Login with Magic Link?
-
Notice that when I first login to the control panel (see attached), the Smart Link is not there.
-
Well I almost got it. Here is the screenshot. Notice the invalid URL? I do not have a an SSL Certificate for this laptop. Could this be the issue?
-
Glad to see you're figuring things out.
https/http shouldn't be a problem. Is there a space at the beginning or end of your url?
-
This post is deleted! -
OK. Got it in there.
Now, how should I test that this is working OK? My initial plan was to a) add users via the API b) send login message via email c) have users complete login via link in email d) have user hot the Send button to submit the form.
But now I think i should test step by step.
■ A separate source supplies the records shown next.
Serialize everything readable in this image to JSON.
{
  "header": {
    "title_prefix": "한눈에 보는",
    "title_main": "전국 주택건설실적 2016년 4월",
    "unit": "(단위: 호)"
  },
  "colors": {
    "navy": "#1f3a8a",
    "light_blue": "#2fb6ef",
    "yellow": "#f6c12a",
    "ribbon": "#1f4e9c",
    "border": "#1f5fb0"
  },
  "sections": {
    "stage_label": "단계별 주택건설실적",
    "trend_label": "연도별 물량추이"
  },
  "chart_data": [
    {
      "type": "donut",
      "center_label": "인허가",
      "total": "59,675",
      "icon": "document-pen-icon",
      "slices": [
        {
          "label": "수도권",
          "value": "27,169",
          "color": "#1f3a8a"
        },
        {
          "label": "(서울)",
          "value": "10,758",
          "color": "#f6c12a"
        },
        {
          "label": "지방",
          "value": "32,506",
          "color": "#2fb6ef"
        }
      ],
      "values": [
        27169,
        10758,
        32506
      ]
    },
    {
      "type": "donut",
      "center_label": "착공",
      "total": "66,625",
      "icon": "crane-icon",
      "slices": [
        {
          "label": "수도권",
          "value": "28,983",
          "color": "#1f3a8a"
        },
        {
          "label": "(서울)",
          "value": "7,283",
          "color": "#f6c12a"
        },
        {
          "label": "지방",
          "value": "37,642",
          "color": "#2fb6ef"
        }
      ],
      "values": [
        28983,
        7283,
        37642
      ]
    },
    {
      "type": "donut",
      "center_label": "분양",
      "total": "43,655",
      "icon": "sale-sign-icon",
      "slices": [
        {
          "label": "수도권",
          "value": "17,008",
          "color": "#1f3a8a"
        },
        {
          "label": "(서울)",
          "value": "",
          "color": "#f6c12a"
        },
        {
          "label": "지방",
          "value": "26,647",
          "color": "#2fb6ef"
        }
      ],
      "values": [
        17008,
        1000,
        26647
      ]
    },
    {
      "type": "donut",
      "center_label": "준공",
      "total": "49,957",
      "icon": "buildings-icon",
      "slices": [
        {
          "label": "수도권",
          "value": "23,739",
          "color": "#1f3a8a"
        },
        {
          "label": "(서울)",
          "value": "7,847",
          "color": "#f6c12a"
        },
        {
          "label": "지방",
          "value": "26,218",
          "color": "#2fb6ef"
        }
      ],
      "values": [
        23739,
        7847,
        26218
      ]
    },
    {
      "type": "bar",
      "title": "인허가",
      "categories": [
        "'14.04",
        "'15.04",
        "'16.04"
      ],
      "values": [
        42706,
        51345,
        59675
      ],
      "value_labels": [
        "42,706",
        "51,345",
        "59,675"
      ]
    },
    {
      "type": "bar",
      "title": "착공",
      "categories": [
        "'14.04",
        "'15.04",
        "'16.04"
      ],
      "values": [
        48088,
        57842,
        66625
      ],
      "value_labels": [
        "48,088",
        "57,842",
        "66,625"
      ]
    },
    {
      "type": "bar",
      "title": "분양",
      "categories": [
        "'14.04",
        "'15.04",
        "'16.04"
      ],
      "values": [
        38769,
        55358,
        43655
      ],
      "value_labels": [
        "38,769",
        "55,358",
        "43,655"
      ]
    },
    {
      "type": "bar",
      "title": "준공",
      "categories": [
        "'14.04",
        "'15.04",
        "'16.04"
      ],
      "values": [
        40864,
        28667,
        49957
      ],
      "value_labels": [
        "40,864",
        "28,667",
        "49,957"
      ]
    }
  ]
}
What is next?
-
Heya,
Are you asking for some free consulting
?I think testing/writing each of these steps separately is a good idea. Step a should be pretty straightforward, step b doesn't involve fusionauth (I don't think, we do have a welcome email, but that happens when you add the user without any action). step c is your code + a fusionauth API call and step d is your code too.
-
Are you asking for some free consulting
?No, I can play this "trial and error" game for months :). Seriously though, I am a little concerned that I couldn't enter the URL for quite a few days and then it started working. I just want to be sure that the authorized request origin URL is actually being used. Is there some easy way to test that without using the API?
Did I mention that I appreciate your help and the T-shirt too? -
Sounds good
If you want to verify it is working:
- start up your php app
- add a user in the admin screen
- register the user for your application
- go to the list of applications, click on the green magnifying glass next to your application and look for the 'login url'. copy that.
- open an incognito window
- paste the url
- you should be prompted to login. use the username and password of the user you just added
- you should end up at the redirect URL
for what to do from there, I'd suggest looking at this code: https://github.com/FusionAuth/fusionauth-example-php-connector/blob/auth-with-oauth/oauth-callback.php#L24 which gets a token.
You could also start making API calls, as shown in this code: https://github.com/FusionAuth/fusionauth-example-php-webhook/blob/master/webhook.php#L36 (you won't want to make that call, but that's how you'd initialize a client and make calls to, say, update the user's data.
-
OK Dan. I have gotten the email sent and I do show up at the redirect URL. Now I need to get the access token. To do this I need the $provider, which you can see depends on the $clientId and $clientSecret (see below). But if I put these in the application, won't this be a security problem?
$provider = new \League\OAuth2\Client\Provider\GenericProvider([
'clientId' => $client_id,
'clientSecret' => $client_secret,
'redirectUri' => $redirect_uri,
'urlAuthorize' => $fa_url.'/oauth2/authorize',
'urlAccessToken' => $fa_url.'/oauth2/token',
'urlResourceOwnerDetails' => $fa_url.'/oauth2/userinfo'
]);So my question is how do I get an access token inside the redirect URL?
-
But if I put these in the application, won't this be a security problem?
If you put them in a javascript app, yes. But if they are in the php application only, then it'll be like a database password. Not really a security issue.
You could also inject them as an environment variable or pull from a secrets manager; however you manage your database credentials, I'd suggest doing the same with the client id/secret.